Bar Dips Muscles Worked

  • During parallel bar dips, the primary muscles worked include the chest (pectoralis major and pectoralis minor), triceps, and anterior deltoids. These muscles do most of the work during the exercise.
  • Several stabilizing muscles, such as the serratus anterior, rotator cuff muscles, core muscles, and trapezius, also work to maintain form and stability during parallel bar dips.
Bar Dips Muscles Worked

How To Do Parallel Bar Dip

  • Stand facing a dip station or locate a sturdy set of parallel bars at a height that allows your feet to clear the ground when hanging.
  • Stand between the parallel bars and grip each bar firmly with an overhand grip.
  • For optimal stability, grab the bars a hand with wider than shoulder-width apart.
  • Jump up or use a small step to lift yourself onto the bars.
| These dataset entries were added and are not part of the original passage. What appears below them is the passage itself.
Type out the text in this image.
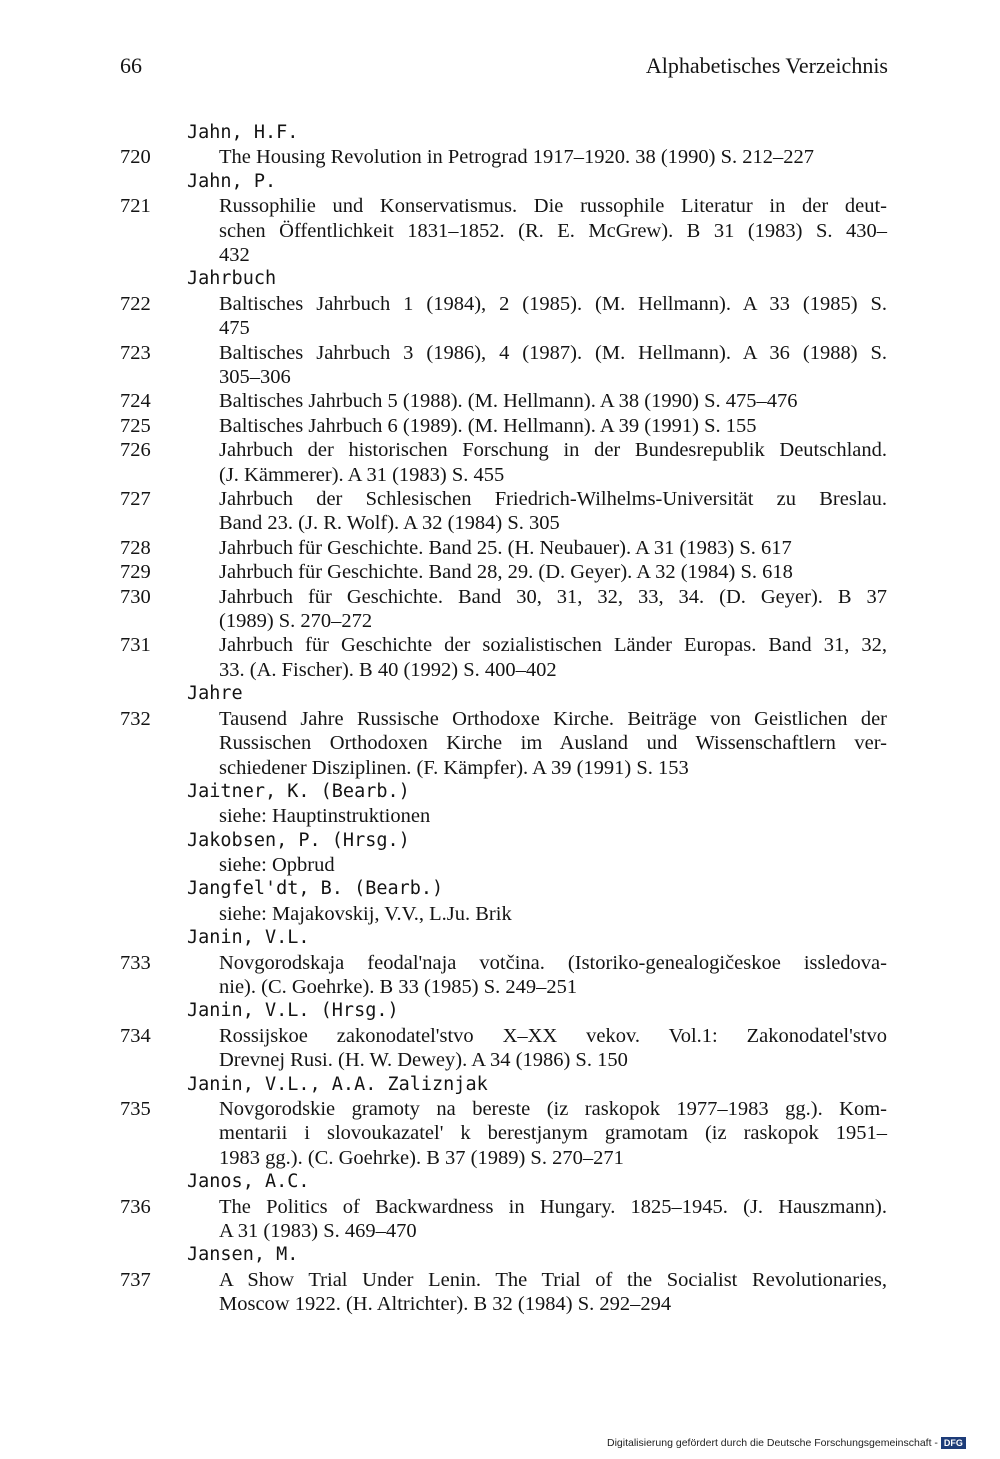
66	Alphabetisches Verzeichnis
Jahn, H.F.
720	The Housing Revolution in Petrograd 1917–1920. 38 (1990) S. 212–227
Jahn, P.
721	Russophilie und Konservatismus. Die russophile Literatur in der deut-
schen Öffentlichkeit 1831–1852. (R. E. McGrew). B 31 (1983) S. 430–
432
Jahrbuch
722	Baltisches Jahrbuch 1 (1984), 2 (1985). (M. Hellmann). A 33 (1985) S.
475
723	Baltisches Jahrbuch 3 (1986), 4 (1987). (M. Hellmann). A 36 (1988) S.
305–306
724	Baltisches Jahrbuch 5 (1988). (M. Hellmann). A 38 (1990) S. 475–476
725	Baltisches Jahrbuch 6 (1989). (M. Hellmann). A 39 (1991) S. 155
726	Jahrbuch der historischen Forschung in der Bundesrepublik Deutschland.
(J. Kämmerer). A 31 (1983) S. 455
727	Jahrbuch der Schlesischen Friedrich-Wilhelms-Universität zu Breslau.
Band 23. (J. R. Wolf). A 32 (1984) S. 305
728	Jahrbuch für Geschichte. Band 25. (H. Neubauer). A 31 (1983) S. 617
729	Jahrbuch für Geschichte. Band 28, 29. (D. Geyer). A 32 (1984) S. 618
730	Jahrbuch für Geschichte. Band 30, 31, 32, 33, 34. (D. Geyer). B 37
(1989) S. 270–272
731	Jahrbuch für Geschichte der sozialistischen Länder Europas. Band 31, 32,
33. (A. Fischer). B 40 (1992) S. 400–402
Jahre
732	Tausend Jahre Russische Orthodoxe Kirche. Beiträge von Geistlichen der
Russischen Orthodoxen Kirche im Ausland und Wissenschaftlern ver-
schiedener Disziplinen. (F. Kämpfer). A 39 (1991) S. 153
Jaitner, K. (Bearb.)
siehe: Hauptinstruktionen
Jakobsen, P. (Hrsg.)
siehe: Opbrud
Jangfel'dt, B. (Bearb.)
siehe: Majakovskij, V.V., L.Ju. Brik
Janin, V.L.
733	Novgorodskaja feodal'naja votčina. (Istoriko-genealogičeskoe issledova-
nie). (C. Goehrke). B 33 (1985) S. 249–251
Janin, V.L. (Hrsg.)
734	Rossijskoe zakonodatel'stvo X–XX vekov. Vol.1: Zakonodatel'stvo
Drevnej Rusi. (H. W. Dewey). A 34 (1986) S. 150
Janin, V.L., A.A. Zaliznjak
735	Novgorodskie gramoty na bereste (iz raskopok 1977–1983 gg.). Kom-
mentarii i slovoukazatel' k berestjanym gramotam (iz raskopok 1951–
1983 gg.). (C. Goehrke). B 37 (1989) S. 270–271
Janos, A.C.
736	The Politics of Backwardness in Hungary. 1825–1945. (J. Hauszmann).
A 31 (1983) S. 469–470
Jansen, M.
737	A Show Trial Under Lenin. The Trial of the Socialist Revolutionaries,
Moscow 1922. (H. Altrichter). B 32 (1984) S. 292–294
Digitalisierung gefördert durch die Deutsche Forschungsgemeinschaft - DFG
Hang freely with your arms extended, palms facing inward, and feet off the ground.
  • Keep leaning forward to train your chest or upright to focus on your triceps.
  • Keep your elbows out to your sides as you lower yourself down, dropping until your upper arms are about parallel to the floor.
  • Once you’ve reached the bottom of the movement, reverse the motion by pressing through your palms and straightening your arms.
  • Push yourself upward until your arms are fully extended, but be careful not to lock out your elbows at the top.
Parallel Bar Dip

Tips and Form

  • Keep your elbows tucked close to your body and avoid flaring them out to the sides.
  • Avoid dipping down too far as this can put excessive stress on your shoulder joints.
  • If needed, you can bend your legs to assist with the movement, especially on the later reps.
  • To target the chest, lean forward and position the chest in front of the elbows during the dip.
  • To effectively target the triceps, keep the body upright and the upper arms close to the body.
  • Keep your torso upright and avoid leaning too far forward or backward.
  • Breathe out as you push yourself upward and inhale as you lower your body downward.
  • Avoid fully locking your elbows at the top of the movement when pushing yourself back up to prevent joint strain.
  • If you’re new to doing dips, start with assisted dips using a machine, a band or someone who can help you.
  • Once bodyweight dips become easy, add weight using a dip belt or a dumbbell between your legs.